Asked about the numerous arrests that have been carried out in eastern Jerusalem, of Arabs who shot fireworks, threw firebombs and hurled rocks at Jews and at security forces, he said: “I sincerely hope that we will continue with the activity that we are carrying out, of prevention and arrests. The aim is to take care of the inciters, of those connected to terrorism and those connected to the throwing of rocks and firebombs.”
“We will continue with Operation Guardians of the Walls until we see that we have brought back to Jerusalem the level of safety that we aspire to,” he added.
Danino said that tourism in the capital is still below normal and issued a call for normalcy: “I call on everyone to go back to Jerusalem and continue to do everything that we did before the difficult period that we experienced.”
The commissioner insisted that the police allow freedom of religious practice for all people who ascend to the Temple Mount. “In the last few weeks we are maintaining the status quo, Jews and Arabs ascend to the Temple Mount in the days and hours that were set,” he stated.
”I think we have some Knesset members who set an agenda to change the status quo on the Temple Mount,” he reiterated. “Not only do I not retract the things I said, but I add the announcement that I will not allow these Knesset members to visit the Temple Mount.”
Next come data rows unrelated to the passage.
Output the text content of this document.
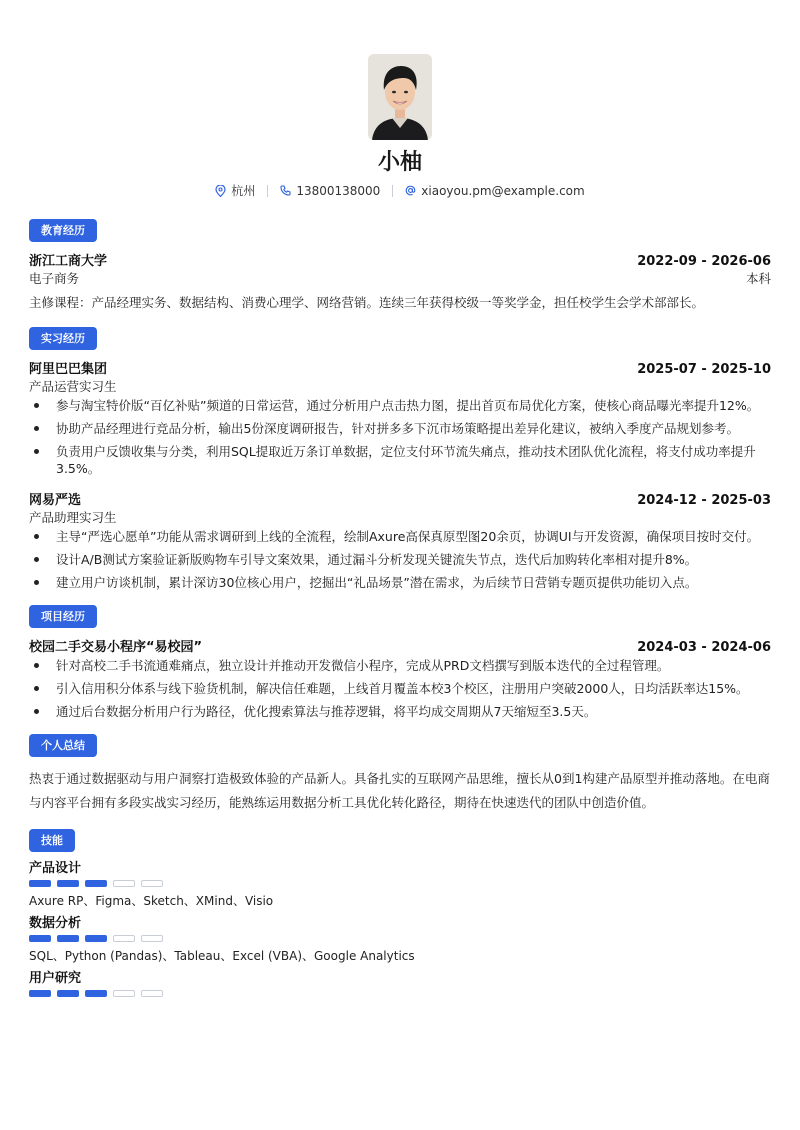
小柚
杭州	13800138000	xiaoyou.pm@example.com
教育经历
浙江工商大学	2022-09 - 2026-06
电子商务	本科
主修课程：产品经理实务、数据结构、消费心理学、网络营销。连续三年获得校级一等奖学金，担任校学生会学术部部长。
实习经历
阿里巴巴集团	2025-07 - 2025-10
产品运营实习生
参与淘宝特价版“百亿补贴”频道的日常运营，通过分析用户点击热力图，提出首页布局优化方案，使核心商品曝光率提升12%。
协助产品经理进行竞品分析，输出5份深度调研报告，针对拼多多下沉市场策略提出差异化建议，被纳入季度产品规划参考。
负责用户反馈收集与分类，利用SQL提取近万条订单数据，定位支付环节流失痛点，推动技术团队优化流程，将支付成功率提升3.5%。
网易严选	2024-12 - 2025-03
产品助理实习生
主导“严选心愿单”功能从需求调研到上线的全流程，绘制Axure高保真原型图20余页，协调UI与开发资源，确保项目按时交付。
设计A/B测试方案验证新版购物车引导文案效果，通过漏斗分析发现关键流失节点，迭代后加购转化率相对提升8%。
建立用户访谈机制，累计深访30位核心用户，挖掘出“礼品场景”潜在需求，为后续节日营销专题页提供功能切入点。
项目经历
校园二手交易小程序“易校园”	2024-03 - 2024-06
针对高校二手书流通难痛点，独立设计并推动开发微信小程序，完成从PRD文档撰写到版本迭代的全过程管理。
引入信用积分体系与线下验货机制，解决信任难题，上线首月覆盖本校3个校区，注册用户突破2000人，日均活跃率达15%。
通过后台数据分析用户行为路径，优化搜索算法与推荐逻辑，将平均成交周期从7天缩短至3.5天。
个人总结
热衷于通过数据驱动与用户洞察打造极致体验的产品新人。具备扎实的互联网产品思维，擅长从0到1构建产品原型并推动落地。在电商与内容平台拥有多段实战实习经历，能熟练运用数据分析工具优化转化路径，期待在快速迭代的团队中创造价值。
技能
产品设计
Axure RP、Figma、Sketch、XMind、Visio
数据分析
SQL、Python (Pandas)、Tableau、Excel (VBA)、Google Analytics
用户研究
Last week, however, Danino made a series of statements opposing visits by Jews to the Temple Mount, sparking outrage over his support for the continued discrimination against Jews visiting the Mount, who are banned from praying by the Jordanian Waqf.
“Anyone who wants to change the status quo on the Temple Mount – it (should be) forbidden for him to go up there,” Danino said at a conference in Sderot. “I banned (Likud MK Moshe) Feiglin from ascending the Mount until I had no backing from the attorney general. This is a mistake, to allow someone who is a symbol of (the movement to) change the status quo.”
“We want quiet and to restore security,” he continued. “We are saying all the time ‘let’s do everything to not escalate the situation.’ Again and again we go back to the Temple Mount – this is a place that is holy to many religions and we favor maintaining the status quo in order to maintain the quiet there.”